PIMFA has raised serious concerns about the Financial Conduct Authority’s (FCA) proposals for personal investment firms (PIFs) to calculate their potential redress liabilities and has called for further engagement with the industry.
While the proposals put forward by the FCA to increase the accountability of firms that have exposure to redress liabilities are welcome in that they are a move towards a ‘polluter pays’ model, which PIMFA has been advocating for, for several years, they however raise significant concerns.
As they currently stand the proposals would see well-run firms holding additional capital for redress that may never be required and paying higher Professional Indemnity (PI) premiums. They would lead to PI providers taking defensive positions against customer claims that might never materialise through additional policy exemptions, and in the worst cases they would lead to firm failures as a result of additional capital allocation requirements that would still leave clients falling on the FSCS. All the while leaving bad actors free to continue to behave in a way in which well-run firms end up paying for their failures.
Under the current proposals firms will find it extremely difficult to assess their potential redress liabilities as these will be subjective and open to interpretation. Any assessment will amount to firms sticking their finger in the air and guessing at what their liability for redress may be. It may be entirely possible that a firm makes a capital allocation for redress for something where no complaint ever arises.
The proposals provide no clarity on the regulatory mechanisms that will need to be in place to ensure that calculations are correct and are accurately reported. There is also concern about how the proposals will be supervised and enforced, especially as the FCA does not directly supervise the majority of smaller firms.

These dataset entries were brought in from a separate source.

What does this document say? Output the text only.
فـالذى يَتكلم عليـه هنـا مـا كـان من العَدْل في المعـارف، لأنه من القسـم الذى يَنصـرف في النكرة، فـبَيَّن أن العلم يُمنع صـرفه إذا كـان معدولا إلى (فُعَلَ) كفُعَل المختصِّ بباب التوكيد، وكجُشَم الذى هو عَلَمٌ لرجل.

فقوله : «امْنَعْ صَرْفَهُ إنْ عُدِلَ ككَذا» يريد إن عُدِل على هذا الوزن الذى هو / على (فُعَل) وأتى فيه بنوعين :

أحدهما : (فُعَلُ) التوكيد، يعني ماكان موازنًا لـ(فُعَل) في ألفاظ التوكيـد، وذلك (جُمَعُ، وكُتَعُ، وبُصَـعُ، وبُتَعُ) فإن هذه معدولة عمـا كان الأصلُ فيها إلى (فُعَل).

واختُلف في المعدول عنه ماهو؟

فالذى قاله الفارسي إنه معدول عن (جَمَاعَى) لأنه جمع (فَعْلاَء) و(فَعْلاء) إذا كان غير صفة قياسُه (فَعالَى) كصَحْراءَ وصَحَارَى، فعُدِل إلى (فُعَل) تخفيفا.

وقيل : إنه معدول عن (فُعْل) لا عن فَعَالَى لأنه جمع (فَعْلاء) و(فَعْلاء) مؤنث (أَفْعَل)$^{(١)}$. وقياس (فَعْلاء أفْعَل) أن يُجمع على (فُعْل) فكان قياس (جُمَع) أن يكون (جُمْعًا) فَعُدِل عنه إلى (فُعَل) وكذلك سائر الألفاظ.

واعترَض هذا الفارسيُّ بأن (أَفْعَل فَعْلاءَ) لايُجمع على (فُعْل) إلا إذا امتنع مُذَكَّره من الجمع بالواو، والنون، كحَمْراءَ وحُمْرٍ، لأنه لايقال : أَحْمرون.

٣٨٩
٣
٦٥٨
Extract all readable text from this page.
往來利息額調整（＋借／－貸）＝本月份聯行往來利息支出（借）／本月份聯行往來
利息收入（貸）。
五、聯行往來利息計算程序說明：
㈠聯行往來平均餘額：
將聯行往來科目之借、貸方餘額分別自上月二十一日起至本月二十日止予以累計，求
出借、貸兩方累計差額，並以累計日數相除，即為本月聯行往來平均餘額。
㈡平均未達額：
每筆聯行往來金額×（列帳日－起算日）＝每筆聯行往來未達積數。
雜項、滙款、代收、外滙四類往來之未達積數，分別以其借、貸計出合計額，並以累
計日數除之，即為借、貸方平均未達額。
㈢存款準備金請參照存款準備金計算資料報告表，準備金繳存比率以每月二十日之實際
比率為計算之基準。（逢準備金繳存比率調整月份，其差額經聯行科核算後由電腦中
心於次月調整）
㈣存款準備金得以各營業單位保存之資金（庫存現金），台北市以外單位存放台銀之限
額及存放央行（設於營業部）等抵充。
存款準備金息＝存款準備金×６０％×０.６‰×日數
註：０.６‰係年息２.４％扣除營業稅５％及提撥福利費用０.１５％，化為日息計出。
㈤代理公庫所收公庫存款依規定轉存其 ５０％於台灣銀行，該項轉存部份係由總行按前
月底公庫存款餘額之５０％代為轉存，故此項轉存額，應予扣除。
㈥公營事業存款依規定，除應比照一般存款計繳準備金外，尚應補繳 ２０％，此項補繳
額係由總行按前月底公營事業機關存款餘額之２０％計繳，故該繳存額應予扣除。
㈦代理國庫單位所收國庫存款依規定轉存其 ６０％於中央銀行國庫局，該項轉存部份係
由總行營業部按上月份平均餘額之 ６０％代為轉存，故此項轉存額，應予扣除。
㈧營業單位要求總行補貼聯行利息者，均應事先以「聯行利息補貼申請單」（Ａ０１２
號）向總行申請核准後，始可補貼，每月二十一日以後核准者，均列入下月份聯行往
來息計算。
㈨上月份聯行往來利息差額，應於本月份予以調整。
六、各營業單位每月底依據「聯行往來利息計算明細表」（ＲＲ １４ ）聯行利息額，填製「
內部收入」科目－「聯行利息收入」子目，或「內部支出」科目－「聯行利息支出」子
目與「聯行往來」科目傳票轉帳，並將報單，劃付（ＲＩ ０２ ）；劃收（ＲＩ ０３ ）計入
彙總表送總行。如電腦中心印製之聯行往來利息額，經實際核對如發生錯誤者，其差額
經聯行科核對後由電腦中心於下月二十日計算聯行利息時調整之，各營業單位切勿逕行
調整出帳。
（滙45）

The proposals require firms to do their own calculations and self-reporting and make a reasonable estimate of the amount of funds they would need to provide in the form of redress to each customer if a liability crystallised.
But while well-run firms will carry out this exercise diligently, spending time and resources to make an accurate assessment, there is serious concern that the ‘bad actors’ will not carry out the calculations correctly or, most likely, simply ignore them.
Ultimately this will leave the ‘good actors’ continuing to pay for the poor behaviour of a minority of firms instead of reinvesting it into developing their own businesses.
Moreover, given the FCA is considering moving towards a more comprehensive prudential regime for PIFs, drawing on the experience of introducing the Investment Firms Prudential Regime (IFPR) in January 2022, PIMFA argues the current proposals are premature.
PIMFA is strongly in favour of a review of the PIFs’ prudential regime and moving towards an alignment with MiFID investment firms in a reasonable and proportionate manner.
A reformed prudential regime would provide increased capital/liquidity requirements and improved risk management for PIFs (e.g. provisions for a form of ICARA and wind-down planning) and would address the objectives of this consultation, delivering equivalent outcomes with less complexity, subjectivity, and burden placed on all firms. On this basis, any future review and move towards a more comprehensive prudential regime for PIFs would make many of the proposed rules in this consultation unnecessary and redundant.
PIMFA would therefore prefer clarity on the proposed timing of any future prudential review to reduce the duplication of effort and additional work this would introduce to firms, but of more importance, further discussion with the industry on the merits of these proposals versus moving to a simpler alignment of the PIF prudential regime with MiFID investment firms.
Alexandra Roberts, Head of Regulatory Policy and Compliance at PIMFA, commented: “While the intent of the FCA’s proposals is welcomed, the requirements and process are overly subjective and complex and do not provide sufficient confidence in the effectiveness of how they will be supervised and enforced to achieve their aims.
“It will, therefore, result in a considerable burden, in terms of time and resources, for the diligent and prudent firms while having little to no impact on the bad actors who are knowingly responsible for high redress claims.
“In short, the proposals will impose sweeping and extensive obligations on all 5,000 PIFs to address the actions of 75, which appears unnecessary and disproportionate.
“It would be preferable to consider the proposals to increase the prudential alignment of PIFs with MiFID investment firms instead. This action would resolve some of the issues in relation to redress claims falling onto the FSCS and be a more straightforward and logical solution.”